This never works! Either the single plane imbalance in the out-of-balance impeller is corrected at that impeller or the total vertical pump structure has to have its resonance to couple "rocking" corrected. This is not as easy as it sounds, because it is difficult to determine where to apply a brace to stiffen the rocking motion.
It does not work to attach a horizontal brace to the top of the machine and brace it to, for example, a nearby column. The resonance to couple motion is the result of the "spring system" of the pump's vertical axis and the bottom of the pump's horizontal axis.
Instead, it is much easier to use a dynamic absorber to cure the vibration. The absorber (sometimes referred to as a tuned absorber) is mounted at the top of the total assembly, responding to vibration in the direction of the resonance.
Figure 3. Dynamic absorber used to reduce amplitude due to resonance "rocking motion."

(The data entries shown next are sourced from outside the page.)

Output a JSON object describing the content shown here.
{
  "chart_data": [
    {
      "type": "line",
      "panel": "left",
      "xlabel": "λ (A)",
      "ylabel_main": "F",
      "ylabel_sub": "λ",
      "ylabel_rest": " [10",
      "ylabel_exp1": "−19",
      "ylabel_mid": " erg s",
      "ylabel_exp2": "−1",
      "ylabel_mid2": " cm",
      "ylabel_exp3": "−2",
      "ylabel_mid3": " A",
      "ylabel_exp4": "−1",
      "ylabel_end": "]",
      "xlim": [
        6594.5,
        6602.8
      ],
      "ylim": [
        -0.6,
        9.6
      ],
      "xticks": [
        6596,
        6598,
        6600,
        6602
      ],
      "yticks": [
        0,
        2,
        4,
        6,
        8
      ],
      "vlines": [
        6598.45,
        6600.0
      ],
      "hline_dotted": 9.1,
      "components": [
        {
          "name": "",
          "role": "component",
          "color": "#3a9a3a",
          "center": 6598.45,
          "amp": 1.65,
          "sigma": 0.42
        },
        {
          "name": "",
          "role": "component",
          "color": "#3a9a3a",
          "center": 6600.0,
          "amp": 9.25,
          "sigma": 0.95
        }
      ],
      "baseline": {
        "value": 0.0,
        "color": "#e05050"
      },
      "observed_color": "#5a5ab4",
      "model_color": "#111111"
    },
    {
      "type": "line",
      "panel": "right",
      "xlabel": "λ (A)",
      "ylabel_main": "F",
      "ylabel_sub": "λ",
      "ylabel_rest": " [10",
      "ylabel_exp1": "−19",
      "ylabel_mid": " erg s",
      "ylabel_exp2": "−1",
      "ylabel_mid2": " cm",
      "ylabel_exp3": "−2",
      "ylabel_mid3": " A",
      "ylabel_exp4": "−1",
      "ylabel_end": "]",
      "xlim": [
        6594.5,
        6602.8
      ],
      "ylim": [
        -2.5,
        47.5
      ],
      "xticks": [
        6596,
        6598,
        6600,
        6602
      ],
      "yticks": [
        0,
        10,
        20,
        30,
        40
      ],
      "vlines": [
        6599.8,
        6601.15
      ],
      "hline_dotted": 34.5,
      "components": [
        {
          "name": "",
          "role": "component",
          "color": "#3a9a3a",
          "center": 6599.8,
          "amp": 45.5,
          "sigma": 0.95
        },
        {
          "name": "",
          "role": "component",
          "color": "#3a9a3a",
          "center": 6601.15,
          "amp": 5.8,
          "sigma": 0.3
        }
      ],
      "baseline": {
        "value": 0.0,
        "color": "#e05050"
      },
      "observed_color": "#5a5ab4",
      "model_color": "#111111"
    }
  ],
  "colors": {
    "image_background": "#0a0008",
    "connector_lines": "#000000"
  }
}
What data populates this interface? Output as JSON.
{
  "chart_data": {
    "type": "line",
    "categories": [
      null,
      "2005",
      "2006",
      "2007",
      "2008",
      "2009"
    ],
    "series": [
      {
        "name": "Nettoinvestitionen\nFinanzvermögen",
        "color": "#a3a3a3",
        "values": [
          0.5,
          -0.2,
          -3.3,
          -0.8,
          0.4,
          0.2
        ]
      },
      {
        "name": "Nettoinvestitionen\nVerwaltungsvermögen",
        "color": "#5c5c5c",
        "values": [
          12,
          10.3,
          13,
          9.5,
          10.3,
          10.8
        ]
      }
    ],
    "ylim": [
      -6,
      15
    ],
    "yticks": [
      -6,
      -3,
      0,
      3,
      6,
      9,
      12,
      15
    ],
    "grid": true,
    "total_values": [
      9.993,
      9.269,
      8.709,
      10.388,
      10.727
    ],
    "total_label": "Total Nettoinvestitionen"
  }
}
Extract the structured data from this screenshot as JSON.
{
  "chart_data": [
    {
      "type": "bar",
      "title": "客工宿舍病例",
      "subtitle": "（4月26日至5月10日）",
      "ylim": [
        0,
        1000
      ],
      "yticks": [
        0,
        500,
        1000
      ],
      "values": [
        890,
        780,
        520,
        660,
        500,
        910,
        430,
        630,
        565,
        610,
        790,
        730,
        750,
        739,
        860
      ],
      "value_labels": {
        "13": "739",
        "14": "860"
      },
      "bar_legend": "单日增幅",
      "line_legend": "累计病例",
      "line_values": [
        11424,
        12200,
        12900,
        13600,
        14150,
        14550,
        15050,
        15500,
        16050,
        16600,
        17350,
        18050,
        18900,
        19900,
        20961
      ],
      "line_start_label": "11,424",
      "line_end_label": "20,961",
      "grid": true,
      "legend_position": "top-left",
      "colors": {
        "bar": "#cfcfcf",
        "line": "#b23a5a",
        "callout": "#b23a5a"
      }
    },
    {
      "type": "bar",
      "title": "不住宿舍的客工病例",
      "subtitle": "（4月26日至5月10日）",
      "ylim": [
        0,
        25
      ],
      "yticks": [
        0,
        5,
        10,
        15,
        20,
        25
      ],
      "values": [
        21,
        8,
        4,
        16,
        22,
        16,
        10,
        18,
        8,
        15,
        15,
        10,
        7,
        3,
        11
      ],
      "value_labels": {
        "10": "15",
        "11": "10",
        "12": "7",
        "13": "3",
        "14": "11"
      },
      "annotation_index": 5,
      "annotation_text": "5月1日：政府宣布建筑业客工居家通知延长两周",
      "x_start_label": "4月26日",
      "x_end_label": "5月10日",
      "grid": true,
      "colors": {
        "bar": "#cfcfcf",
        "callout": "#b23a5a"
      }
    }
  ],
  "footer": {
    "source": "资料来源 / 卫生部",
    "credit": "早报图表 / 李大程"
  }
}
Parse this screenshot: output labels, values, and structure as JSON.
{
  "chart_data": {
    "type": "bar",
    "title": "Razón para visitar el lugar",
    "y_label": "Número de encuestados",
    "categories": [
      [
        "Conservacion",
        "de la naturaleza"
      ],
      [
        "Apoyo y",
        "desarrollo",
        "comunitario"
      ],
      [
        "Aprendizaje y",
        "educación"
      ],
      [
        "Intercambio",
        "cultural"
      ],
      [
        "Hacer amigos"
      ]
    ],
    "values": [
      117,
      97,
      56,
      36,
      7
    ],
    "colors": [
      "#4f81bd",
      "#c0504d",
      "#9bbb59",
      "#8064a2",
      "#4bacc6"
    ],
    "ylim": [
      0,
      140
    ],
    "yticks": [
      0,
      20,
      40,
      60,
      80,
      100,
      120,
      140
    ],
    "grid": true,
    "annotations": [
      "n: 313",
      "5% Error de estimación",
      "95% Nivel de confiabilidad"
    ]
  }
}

A large gear's outer rim completely fractured several times a year. The gear's diameter (see Figure 4) was approximately one meter (approx. 3.3-ft). There were several identical gears in the same paper machine. Each one would fracture several times a year, resulting in extremely high production as well as rebuilding costs. The manufacturer took no responsibility, as calculations indicated that the gear's strength was several hundred percent greater than what was required.
Figure 4. This gear cracked and caused a system shutdown every 3 months (on average).
For over 20 years, the problem did not exist. Fracturing started when the machine's operating speed was increased less than 10 percent. The gear's operating speed was under 200-rpm. However, there were over 100 gear teeth per gear. The very small RPM increase resulted in a gearmesh increase of well over 1000-cpm. The new gearmesh amplitude/frequency resonated the angle between the rim and gear's main disc. This resulted in a node that finally resulted in a crack (see Figure 5). The crack kept lengthening until the rim was weak enough to break off (several inches) (see Figure 6). This shut down the whole paper machine.
Figure 5. Crack occurring at the angle between the outer gear ring and the gear's main body.
Figure 6. Large section of outer gear breaks off to cause a machine "wreck."
It took many months to get the manufacturer to accept that the gear was resonant (at the angle between the rim and the hub). However, they finally replaced the gears with a different design, and the new design had no resonances with gearmesh or any other machine frequencies.